The cost of defeasance is the market price of the qualifying securities portfolio minus the outstanding loan balance; in a low-rate environment, this can be very expensive because Treasury bonds yield less than the loan's contractual rate and must therefore be purchased at a premium.
CMBS loans almost universally require defeasance rather than yield maintenance because the structural requirements of a CMBS trust, with its pass-through certificate mechanics and strict payment waterfall, make yield maintenance payments legally and operationally complex to handle within the trust structure. Life company loans and some bank loans use yield maintenance.
Borrowers considering a sale or refinancing need to calculate the applicable prepayment cost early in the underwriting process, because this cost can be material enough to determine whether a transaction makes economic sense, affect the net proceeds to the seller, or determine which bid wins in a competitive property sale. Most loans have an open prepayment window, typically the final three to six months before maturity, during which the borrower can repay without penalty, and many borrowers time dispositions to align with this window to eliminate the prepayment cost entirely.
Yield maintenance is a make-whole fee that lets the borrower pay the loan off early while leaving the lender in roughly the position it would have been in had the loan run to term. The premium is the present value of the difference between the loan's contractual interest and what the lender can now earn reinvesting at a matching-term Treasury rate, discounted at that same rate.
For example, on a 6.5% loan with three years left when the three-year Treasury is 4.5%, the borrower compensates the lender for roughly the 200 basis point differential over the remaining term, discounted to present value. Most provisions add a floor, commonly 1% of principal, so the borrower always pays at least a minimum penalty even when rates have risen and the raw formula would produce little or nothing.
Defeasance does not repay the loan. Instead the borrower buys a portfolio of US government or agency securities structured so its cash flows exactly match the loan's remaining scheduled payments, pledges that portfolio to the lender as substitute collateral, and receives a release of the mortgage lien on the property.
The lender keeps receiving the same promised payments, now from default-free securities rather than real estate, and the freed property can be sold or refinanced. The cost is the market price of the qualifying securities minus the outstanding loan balance; in a low-rate environment the securities must be bought at a premium, which can make defeasance expensive.
CMBS conduit loans almost universally require defeasance because the trust's pass-through certificate mechanics and payment waterfall make a cash yield-maintenance prepayment awkward to administer.
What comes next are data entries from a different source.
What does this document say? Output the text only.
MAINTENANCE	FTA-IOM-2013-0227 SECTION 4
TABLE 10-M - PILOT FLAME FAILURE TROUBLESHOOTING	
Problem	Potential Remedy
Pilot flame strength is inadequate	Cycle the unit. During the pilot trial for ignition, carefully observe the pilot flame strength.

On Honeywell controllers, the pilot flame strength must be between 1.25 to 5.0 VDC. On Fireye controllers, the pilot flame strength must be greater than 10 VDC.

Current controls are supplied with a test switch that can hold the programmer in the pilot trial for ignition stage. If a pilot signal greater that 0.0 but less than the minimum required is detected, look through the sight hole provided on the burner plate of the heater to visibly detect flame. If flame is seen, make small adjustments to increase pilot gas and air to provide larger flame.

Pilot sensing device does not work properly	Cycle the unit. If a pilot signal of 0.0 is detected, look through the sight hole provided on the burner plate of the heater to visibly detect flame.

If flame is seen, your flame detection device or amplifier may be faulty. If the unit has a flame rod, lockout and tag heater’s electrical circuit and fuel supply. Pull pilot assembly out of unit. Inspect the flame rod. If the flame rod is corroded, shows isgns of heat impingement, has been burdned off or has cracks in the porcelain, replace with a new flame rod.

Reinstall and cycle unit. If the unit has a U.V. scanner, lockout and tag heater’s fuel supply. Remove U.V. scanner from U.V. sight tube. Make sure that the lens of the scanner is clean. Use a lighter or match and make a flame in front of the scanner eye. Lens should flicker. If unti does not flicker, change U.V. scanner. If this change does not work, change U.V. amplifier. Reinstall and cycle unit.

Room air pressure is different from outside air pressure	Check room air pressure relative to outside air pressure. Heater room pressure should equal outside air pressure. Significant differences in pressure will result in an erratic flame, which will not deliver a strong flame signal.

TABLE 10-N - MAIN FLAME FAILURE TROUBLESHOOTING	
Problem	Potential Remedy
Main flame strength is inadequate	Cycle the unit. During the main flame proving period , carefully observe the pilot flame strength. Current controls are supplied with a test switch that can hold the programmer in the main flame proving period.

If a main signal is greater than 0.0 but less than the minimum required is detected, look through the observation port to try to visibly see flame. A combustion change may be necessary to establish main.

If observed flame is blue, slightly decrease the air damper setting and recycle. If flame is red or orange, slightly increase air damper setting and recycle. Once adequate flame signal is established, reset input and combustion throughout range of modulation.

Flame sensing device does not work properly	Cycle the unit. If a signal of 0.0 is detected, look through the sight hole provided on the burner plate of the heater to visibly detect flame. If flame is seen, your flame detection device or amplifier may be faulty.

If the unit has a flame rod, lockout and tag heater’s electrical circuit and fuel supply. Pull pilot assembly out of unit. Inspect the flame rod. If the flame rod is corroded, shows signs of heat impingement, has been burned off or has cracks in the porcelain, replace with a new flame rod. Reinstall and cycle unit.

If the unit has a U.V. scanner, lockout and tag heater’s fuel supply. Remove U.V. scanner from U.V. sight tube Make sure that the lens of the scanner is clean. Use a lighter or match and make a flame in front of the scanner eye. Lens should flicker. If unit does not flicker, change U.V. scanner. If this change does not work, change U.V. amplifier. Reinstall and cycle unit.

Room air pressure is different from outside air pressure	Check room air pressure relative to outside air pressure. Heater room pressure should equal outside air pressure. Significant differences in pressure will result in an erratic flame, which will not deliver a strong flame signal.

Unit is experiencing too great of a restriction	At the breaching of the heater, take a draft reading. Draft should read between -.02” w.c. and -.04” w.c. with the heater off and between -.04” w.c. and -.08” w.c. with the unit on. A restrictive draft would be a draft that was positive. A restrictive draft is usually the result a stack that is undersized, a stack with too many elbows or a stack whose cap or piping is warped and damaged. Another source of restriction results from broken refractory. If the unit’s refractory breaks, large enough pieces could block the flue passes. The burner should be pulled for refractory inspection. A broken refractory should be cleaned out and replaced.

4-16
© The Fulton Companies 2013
Life-company loans and many bank loans use yield maintenance, and some loans instead use a simpler step-down (declining percentage) penalty.
Neither cost is trivial, so borrowers should price the applicable prepayment amount early in any sale or refinancing analysis: it can change net proceeds to a seller, decide which bid wins a competitive sale, or determine whether a refinancing pencils at all.
Yield maintenance is a prepayment penalty on a fixed-rate commercial loan that makes the lender whole for interest it loses when the borrower repays early. The borrower pays the present value of the difference between the loan's contract rate and a matching-term Treasury reinvestment rate, usually subject to a minimum floor such as 1% of the balance.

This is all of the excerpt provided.